NEY: I see that as part of step one of those three solutions that I had mentioned, where step one is not only this standardization across universities, but also improving the way that schools do it as well, thinking about what are those thresholds that we expect from students. And yes, leveraging the medical staff, right, at universities to do that instead of perhaps one of these doctors across the US that you could just pay. $6,000 to you when you have a 70 percent chance of likely walking away with a doctor’s note saying that, yes, this person has ADHD.

PETERSON: So do we have a movement to do this? I mean, I sort of feel like nothing happens unless you really make it into a political issue. Do you see any signs that there’s an awareness that this is an issue, or are you just blowing in the wind here?

NEY: Two signs where I see that there is a movement to push back on this. One kind of comes from a corollary of the grade inflation debate where we are seeing many schools start wrestling with, does it make sense for us to be giving plus 50 percent of our class A’s or A+’s or A–’s, and what that does to the learning environment, what it possibly does to stress. And I think many of those same questions kind of exist in this debate here, too, around accommodations, right? Does this show a sign of the times? Is it helpful for students? Does it reduce the academic stress that many of them are experiencing this? Or are we actually just dropping the floor out from underneath people and not putting as high a burden or doing a disservice to our students there?
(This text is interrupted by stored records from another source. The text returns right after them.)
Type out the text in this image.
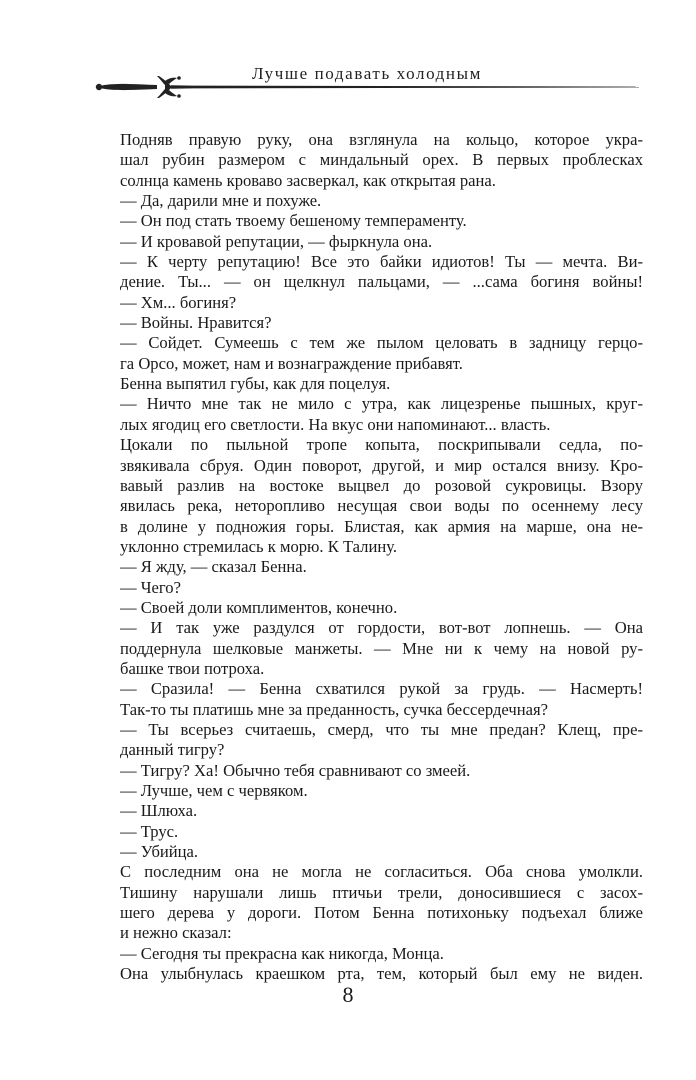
Лучше подавать холодным
Подняв правую руку, она взглянула на кольцо, которое укра-
шал рубин размером с миндальный орех. В первых проблесках
солнца камень кроваво засверкал, как открытая рана.
— Да, дарили мне и похуже.
— Он под стать твоему бешеному темпераменту.
— И кровавой репутации, — фыркнула она.
— К черту репутацию! Все это байки идиотов! Ты — мечта. Ви-
дение. Ты... — он щелкнул пальцами, — ...сама богиня войны!
— Хм... богиня?
— Войны. Нравится?
— Сойдет. Сумеешь с тем же пылом целовать в задницу герцо-
га Орсо, может, нам и вознаграждение прибавят.
Бенна выпятил губы, как для поцелуя.
— Ничто мне так не мило с утра, как лицезренье пышных, круг-
лых ягодиц его светлости. На вкус они напоминают... власть.
Цокали по пыльной тропе копыта, поскрипывали седла, по-
звякивала сбруя. Один поворот, другой, и мир остался внизу. Кро-
вавый разлив на востоке выцвел до розовой сукровицы. Взору
явилась река, неторопливо несущая свои воды по осеннему лесу
в долине у подножия горы. Блистая, как армия на марше, она не-
уклонно стремилась к морю. К Талину.
— Я жду, — сказал Бенна.
— Чего?
— Своей доли комплиментов, конечно.
— И так уже раздулся от гордости, вот-вот лопнешь. — Она
поддернула шелковые манжеты. — Мне ни к чему на новой ру-
башке твои потроха.
— Сразила! — Бенна схватился рукой за грудь. — Насмерть!
Так-то ты платишь мне за преданность, сучка бессердечная?
— Ты всерьез считаешь, смерд, что ты мне предан? Клещ, пре-
данный тигру?
— Тигру? Ха! Обычно тебя сравнивают со змеей.
— Лучше, чем с червяком.
— Шлюха.
— Трус.
— Убийца.
С последним она не могла не согласиться. Оба снова умолкли.
Тишину нарушали лишь птичьи трели, доносившиеся с засох-
шего дерева у дороги. Потом Бенна потихоньку подъехал ближе
и нежно сказал:
— Сегодня ты прекрасна как никогда, Монца.
Она улыбнулась краешком рта, тем, который был ему не виден.
8
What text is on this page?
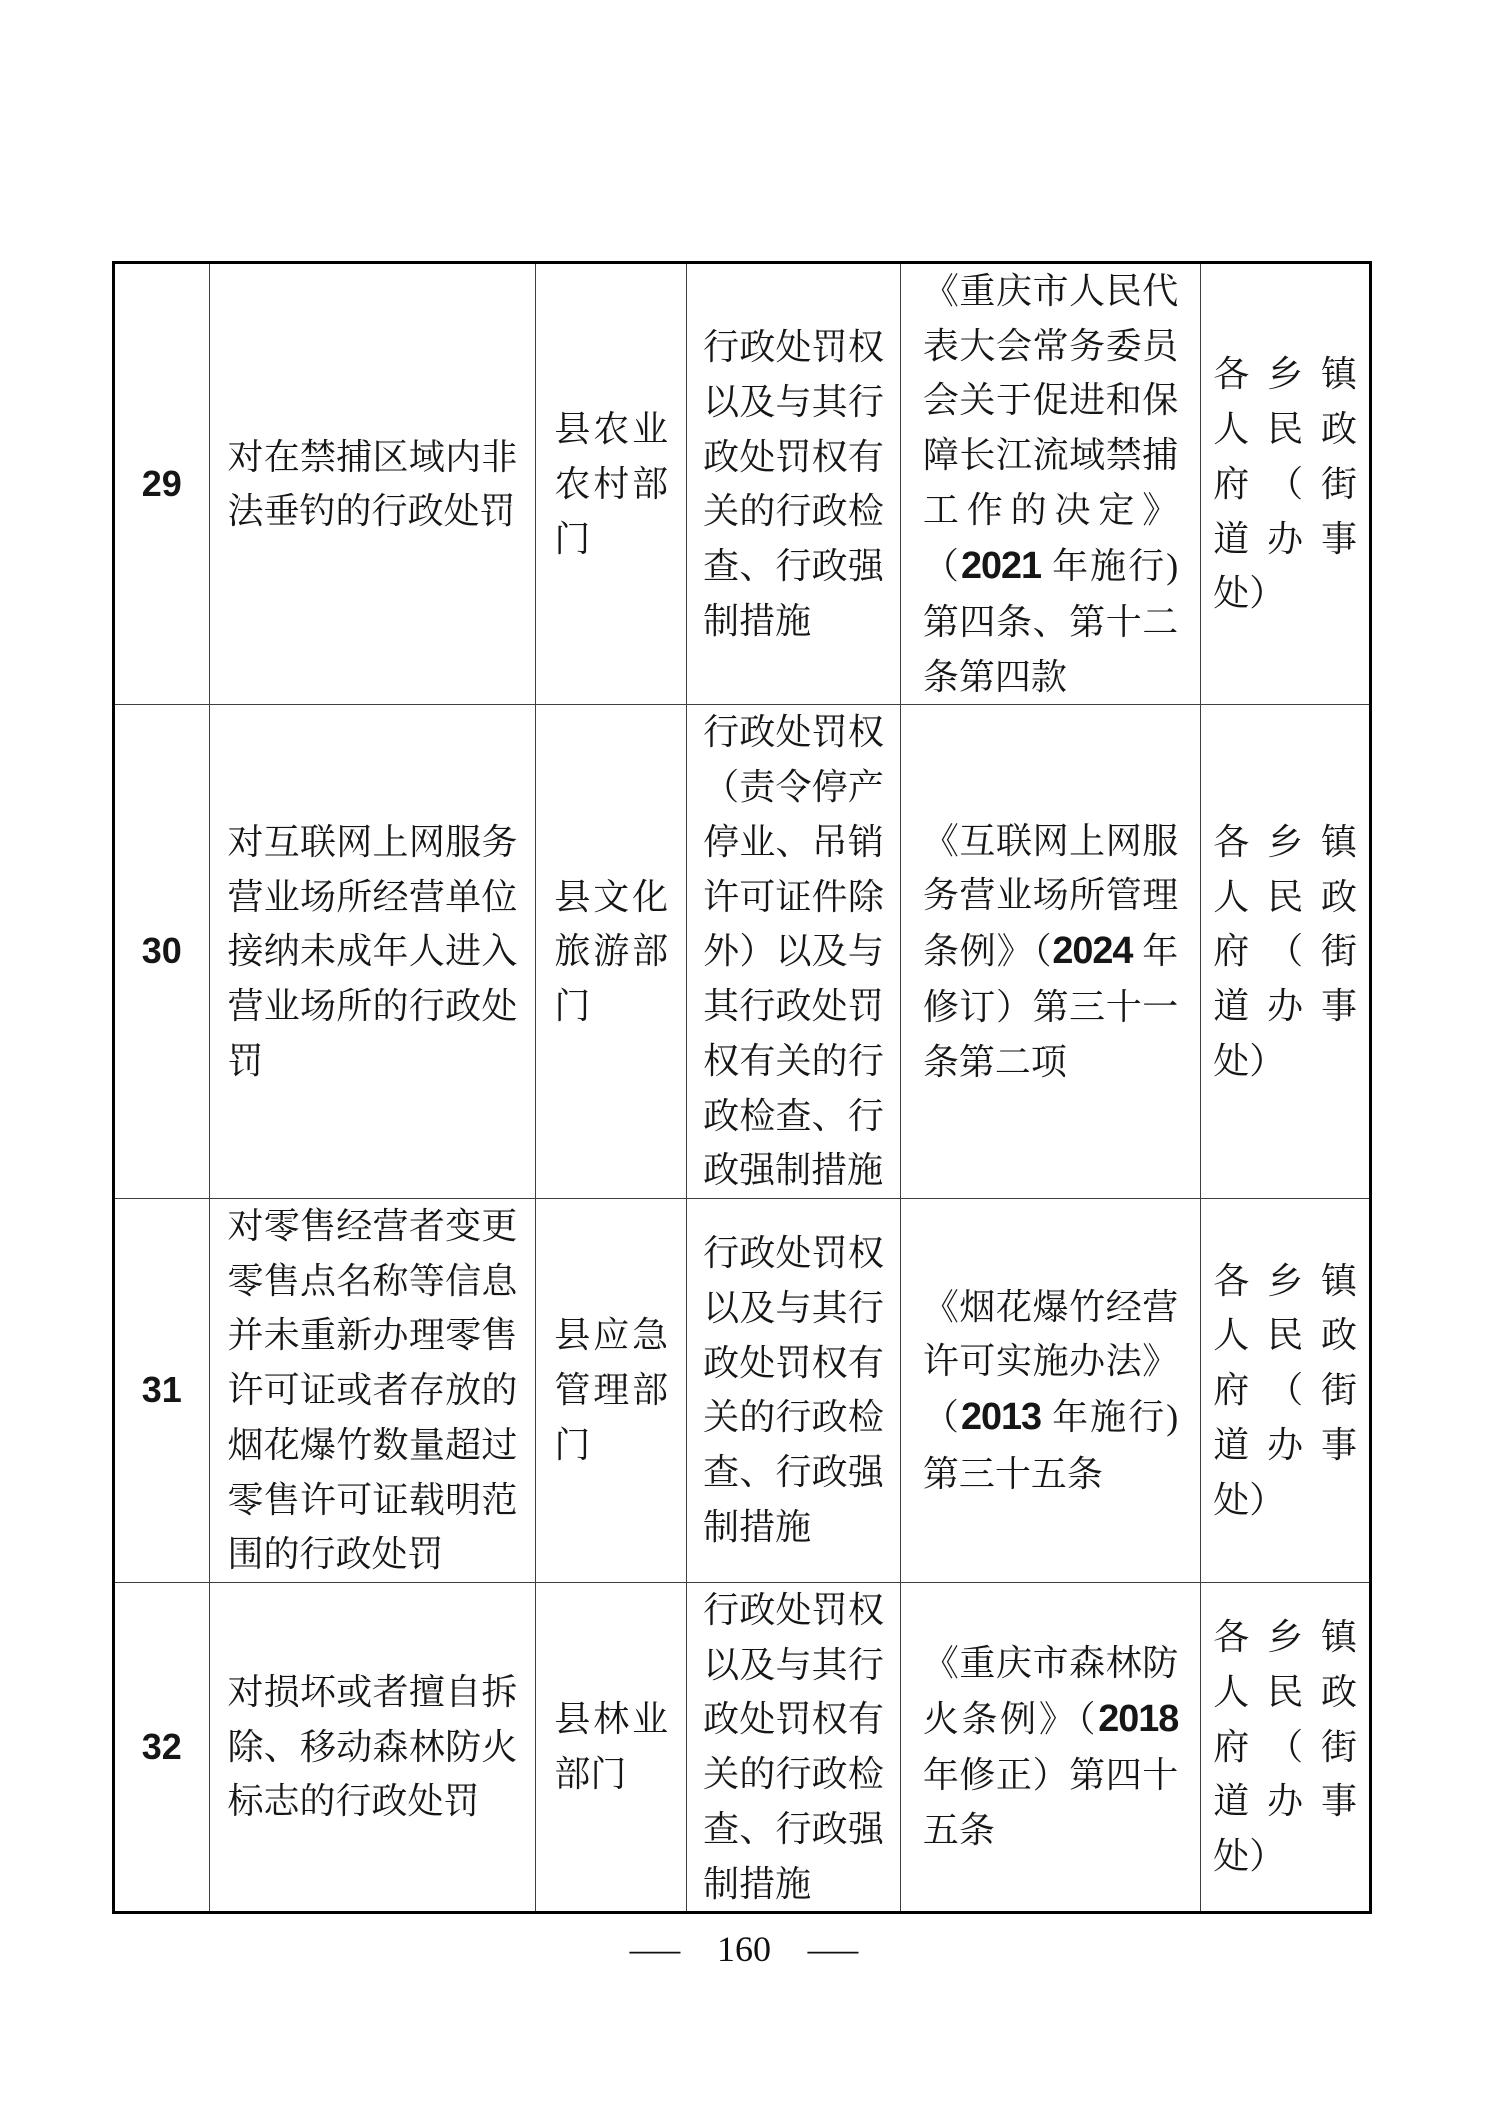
29	对在禁捕区域内非法垂钓的行政处罚	县农业农村部门	行政处罚权以及与其行政处罚权有关的行政检查、行政强制措施	《重庆市人民代表大会常务委员会关于促进和保障长江流域禁捕工作的决定》（2021 年施行)第四条、第十二条第四款	各乡镇人民政府（街道办事处）
30	对互联网上网服务营业场所经营单位接纳未成年人进入营业场所的行政处罚	县文化旅游部门	行政处罚权（责令停产停业、吊销许可证件除外）以及与其行政处罚权有关的行政检查、行政强制措施	《互联网上网服务营业场所管理条例》（2024 年修订）第三十一条第二项	各乡镇人民政府（街道办事处）
31	对零售经营者变更零售点名称等信息并未重新办理零售许可证或者存放的烟花爆竹数量超过零售许可证载明范围的行政处罚	县应急管理部门	行政处罚权以及与其行政处罚权有关的行政检查、行政强制措施	《烟花爆竹经营许可实施办法》（2013 年施行)第三十五条	各乡镇人民政府（街道办事处）
32	对损坏或者擅自拆除、移动森林防火标志的行政处罚	县林业部门	行政处罚权以及与其行政处罚权有关的行政检查、行政强制措施	《重庆市森林防火条例》（2018 年修正）第四十五条	各乡镇人民政府（街道办事处）
— 160 —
I think the second area and where I actually saw quite a lot of commentary after I published this article on my Substack was many people who were employers responding, saying that they are now experiencing many of these students from these schools graduating, having experienced accommodations and benefiting from accommodations for four years and now starting to work at Bain and BCG and McKinsey, expecting extra time on cases, expecting different working environments, expecting spaces in their buildings at JPMorgan to accommodate their disabilities that they were leveraging while … or experiencing while they were at universities. And many of these employers are really struggling with how to navigate that. I think given the tight relationship that we see from a lot of these big employers and universities, that might be another area where we start to see some momentum of saying employers ended up being downstream of this, they find themselves holding the bag at the end. And so how can they work with schools to make sure that they aren’t then getting Stanford graduates who are also kind of expecting certain accommodations when in fact those employers themselves aren’t really well set up to do that either.

PETERSON: Well, thank you, Jeremy, for this fascinating account of a development in American higher education that is almost unknown and yet can be terribly significant in many significant ways. So thank you for joining me on the Education Exchange.

NEY: Thank you again, Paul, and it was really great to chat.

PETERSON: I’ve been speaking with Jeremy Ney. He’s an adjunct professor at Columbia Business School, and he’s the author of a forthcoming book. The title of the forthcoming book is Inequality and Opportunity. No, The Opportunity Map. Correct me. I didn’t get you. What’s the title’s name?

NEY: The Opportunity Map.

PETERSON: The Opportunity Map. And he’s focused our attention on the tendency at our elite universities to have excessive self-identification of disabilities. So thank you, Jeremy, for joining me on the Education Exchange. I am Paul Peterson. Please join me for a new Education Exchange podcast that’s released on the Education Next website every Monday at noon Eastern time.